‘Cold cuts lang ang kinain ni Pope’–Chinese resto that once fed John Paul II remains a crowd-drawer
Today we remember the trials and sufferings of our Lord Jesus Christ. Repent and try to wash ourselves of our sins, and abstain from meat as sacrifice.
In a few days, we get to celebrate the resurrection of Christ by feasting on a great Easter Sunday lunch. It will be the Catholic Church’s first Easter with Pope Francis at the helm, so there’s an extra reason to celebrate.
In the spirit of Lent, let me share details on an interesting Chinese restaurant in Quezon City that I discovered, thanks to Inquirer columnist Neal Cruz and superfriends. They had lunch here during the Chinese New Year.

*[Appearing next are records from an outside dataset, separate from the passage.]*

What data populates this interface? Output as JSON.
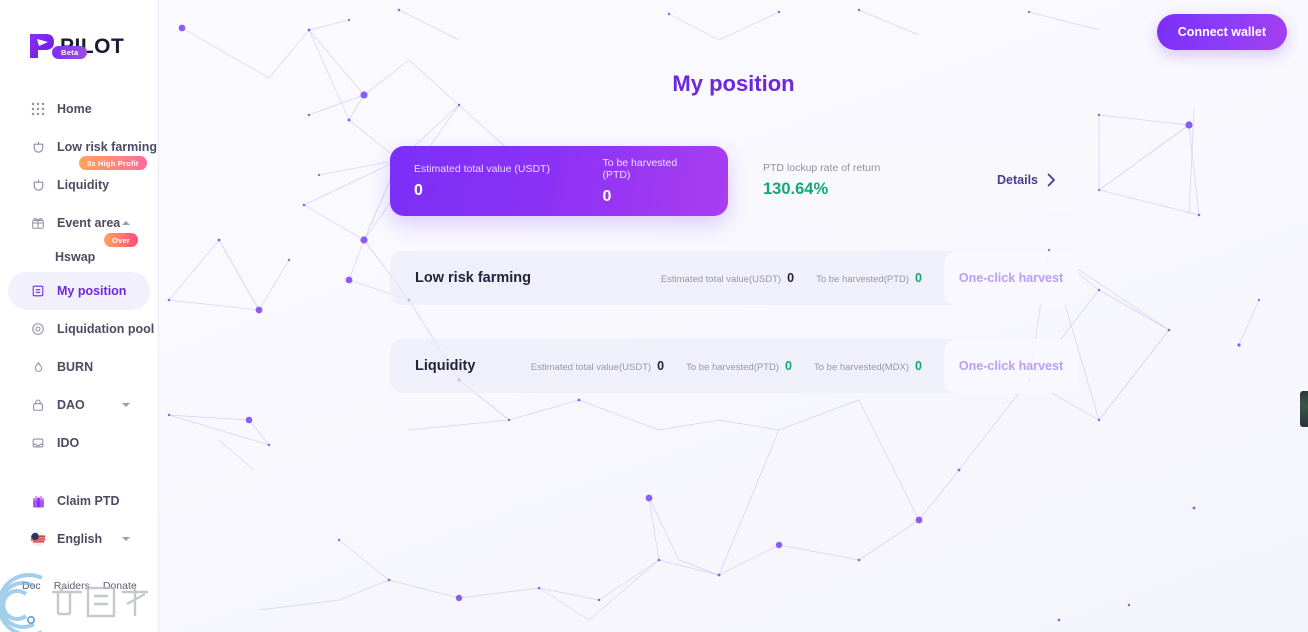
{
  "brand": {
    "name": "PILOT",
    "badge": "Beta",
    "logo_icon": "pilot-logo-icon",
    "accent": "#7b2ff7"
  },
  "sidebar": {
    "items": [
      {
        "label": "Home",
        "icon": "grid-icon",
        "active": false,
        "badge": null,
        "caret": null
      },
      {
        "label": "Low risk farming",
        "icon": "shield-crop-icon",
        "active": false,
        "badge": null,
        "caret": null
      },
      {
        "label": "Liquidity",
        "icon": "shield-crop-icon",
        "active": false,
        "badge": "3x High Profit",
        "caret": null
      },
      {
        "label": "Event area",
        "icon": "gift-icon",
        "active": false,
        "badge": null,
        "caret": "up"
      },
      {
        "label": "My position",
        "icon": "document-icon",
        "active": true,
        "badge": null,
        "caret": null
      },
      {
        "label": "Liquidation pool",
        "icon": "target-icon",
        "active": false,
        "badge": null,
        "caret": null
      },
      {
        "label": "BURN",
        "icon": "flame-icon",
        "active": false,
        "badge": null,
        "caret": null
      },
      {
        "label": "DAO",
        "icon": "lock-icon",
        "active": false,
        "badge": null,
        "caret": "down"
      },
      {
        "label": "IDO",
        "icon": "inbox-icon",
        "active": false,
        "badge": null,
        "caret": null
      }
    ],
    "sub_item": {
      "label": "Hswap",
      "badge": "Over"
    },
    "claim": {
      "label": "Claim PTD",
      "icon": "gift-box-icon"
    },
    "language": {
      "label": "English",
      "icon": "us-flag-icon",
      "caret": "down"
    },
    "footer_links": [
      "Doc",
      "Raiders",
      "Donate"
    ]
  },
  "header": {
    "connect_wallet": "Connect wallet",
    "page_title": "My position"
  },
  "summary": {
    "estimated_total_label": "Estimated total value (USDT)",
    "estimated_total_value": "0",
    "to_be_harvested_label": "To be harvested (PTD)",
    "to_be_harvested_value": "0",
    "roi_label": "PTD lockup rate of return",
    "roi_value": "130.64%",
    "roi_color": "#12a970",
    "details_label": "Details",
    "details_icon": "chevron-right-icon"
  },
  "pools": [
    {
      "name": "Low risk farming",
      "stats": [
        {
          "label": "Estimated total value(USDT)",
          "value": "0",
          "tone": "dark"
        },
        {
          "label": "To be harvested(PTD)",
          "value": "0",
          "tone": "green"
        }
      ],
      "action": "One-click harvest"
    },
    {
      "name": "Liquidity",
      "stats": [
        {
          "label": "Estimated total value(USDT)",
          "value": "0",
          "tone": "dark"
        },
        {
          "label": "To be harvested(PTD)",
          "value": "0",
          "tone": "green"
        },
        {
          "label": "To be harvested(MDX)",
          "value": "0",
          "tone": "green"
        }
      ],
      "action": "One-click harvest"
    }
  ]
}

This place is special because it was one of the restaurants that catered to Pope John Paul II when he visited the Philippines to celebrate World Youth Day in 1995.
Blessing in disguise
It looks like a regular Chinese restaurant, reminiscent of your favorite Escolta joint. An image of a giant golden dragon against a red backdrop greets the visitor. Aquariums with fish that you may later feast on line a wall. You will also notice the red tablecloth and the waiters in white polo and red pants or skirts.
Noticeable is the memorabilia on display by the entrance: the plate that Pope John Paul II ate from, the utensils and wine glasses he used, and photos of him with the staff who served
A member of the staff who had the honor of serving the Pope is still with the restaurant, and we were luckily waited upon by this very same server, Mang Johnny. Like the waiters of legendary restaurants Star Café in Baguio or Prince Albert at the InterCon, Mang Johnny was a joy to have by our side.
“Cold cuts lang ang kinain ni Pope,” he said. “Tsaka gindara. Pero out of stock ang gindara namin ngayon.”
A blessing in disguise, as we had Lapu-Lapu instead.
The place is no Shang Palace, and the restaurant’s name is highly contestable as a Shangri-La. The Lapu-Lapu had to be re-cooked to “well-done” as it was slightly gummy, although shown in live form in a pail before being cooked. The cold cuts are, shall we say, on the pious side.
But redemption lies in the duck. While it is no Peking Garden or Hai Shin Lou, a quick browse-through of tables showed that this was the easy favorite. Deep-fried and spicy, the dish is highly addictive, while not exactly heavenly. The pancit canton is also hearty, and almost every table had it.
Another interesting thing—a place for the Pope is also a place for politicians (not necessarily for penance!). On my first visit, Quezon City Mayor Herbert Bautista and his team were there in full force. On my second visit, it was Caloocan’s Enrico Echiverri who was there. I can’t find the common thread, but that was what I witnessed.
Maybe it’s a common love for the restaurant’s butchi, which always arrives fresh and hot. It could be the great waitering expertise of good ol’ Mang Johnny, who makes sure “happy ka.” Or it could be the good vibes from that blessed plate of Pope John Paul II on the wall.
Whatever the reason, the place is always full. And for that reason alone, this place is, indeed, blessed.